Perhaps those whom decide to check it out for themselves could possibly draw the parallels, connect the Dots, and come to their own INFORMED conclusion..

Airport Hotel Wi-Fi much safer than it used to be?

[najajomo]

No it hasn't, if your “computer” can still be compromised by opening an email or clicking on a weblink.

Re: Anything important has been encrypted for year

This just makes me wish there were more ways to get premium WiFi access. I waited on hold so long I went over my plan and the hold music stopped and I was prompted to get another plan. So now I have no plan and I pay roaming fees whenever I make a call. But then I saw a new all access plan from Verizon that comes with the iPhone SXY with the new AI smart logic so I am in line right now. The only problem is I have to pay these kids to go get me food across the street at the cart vendor.
Someday I will take my new phone to a Chinese factory and I will learn to make a case for it an extra special case with little soarkles and stripes. But now I am roaming again so I must stop posting

I never trusted ISPs more than hotels

Who wanted to mitm DNS, inject ads, and throttle random protocols? Hint; not the people who live and die by actual reviews of the quality of their service.

It was never a problem

[gweihir]

That is, given appropriate safety measures, like using secure shell or a VPN tunnel. You cannot and never could trust the network.

This is how security SHOULD be implemented

[Tony+Isaac]

Done correctly, it should not be necessary to trust intermediate third parties, in order to have a secure connection. Who knows who is carrying your packets between here and Romania! Who even knows if your packets are going through Romania, on their way to Texas! This is the nature of the internet.

Make it possible to establish a secure connection between two parties, and it doesn't matter whether you are using Joe Shmo's cell phone hotspot with an SSID of Denver International WiFi.

Leaky

[Bert64]

A lot of corporate laptops leak information when connected to other networks, they try to connect to various internal resources and in doing so disclose either the ip addresses or the dns names.

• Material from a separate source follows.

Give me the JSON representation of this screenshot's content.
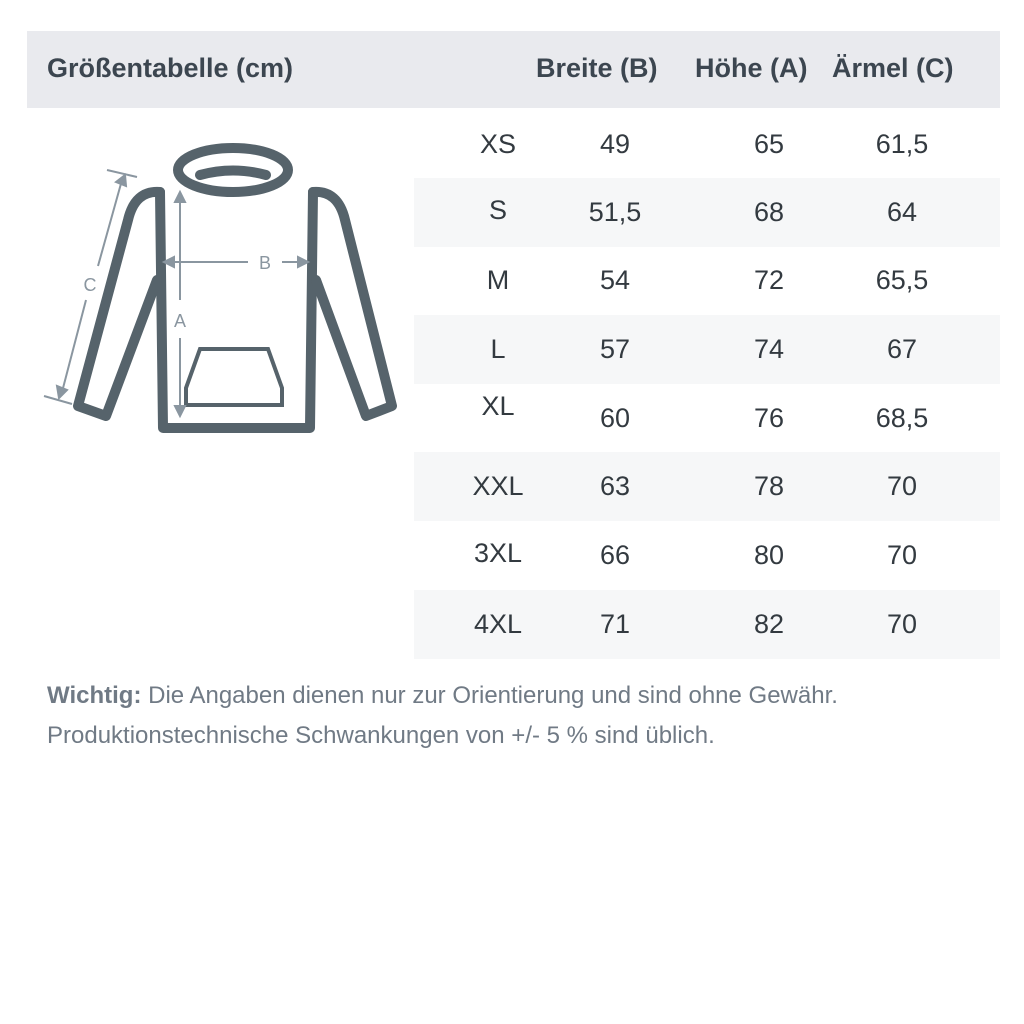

Except at Work where https decryption is prolific

Except at work of course where they use Bluecoat, Redcloak and Cylance to decrypt https with impunity. Workers rights zero as usual

Re: The best use of airport wifi:

|[]|
|[]|
|[]|
|[]| flashing in middle of frame

Not exactly

[JoePete]

I think the report misses the point. It's a bit like saying because more people are getting the flu shot these days, we don't need to wash our hands as much. The opportunity for attack over a public network has only increased. Sure HTTPS has reduced a subset, but it is far from an absolute cure-all. The folks most likely to trust a public access point are also the people most likely to ignore a certificate error for example. WPA2-PSK was designed to be used in a trusted environment (i.e. a home network). It was not designed where strangers would share the same the network - as it is done in every coffee shop, conference, etc. Off the bat, the moment you are on a shared network, you expose your device to scanning and attack. More you cannot know whether you have connected to a real access point or an attacker's laptop - unless you are talking certain WPA2-Enterprise options, there is no mutual authentication. Even when seeming to use HTTPS, there can be plenty of non-HTTPS packets/data that will leak. Further HTTPS is not like a VPN encrypting all network traffic. It just handles a specific browser-to-server subset. Yes, on one hand things are better, but on the other, WiFi is so much more prevalent today - we have WiFi enabled diapers for cripes sake - that the overall vulnerability of the average wireless user has only increased.

A problem

I used to travel 9 months out of the year and stayed in motels continuously. I remember many times when first connecting to motel wifi system, a message would popup saying that I needed to install some software to use it. I was always suspicious of that and never did. Just after canceling the requirement request, I would be connected to the wifi system anyway. This fake software install requirement ended up being a worm that had been installed on many motel wifi computers.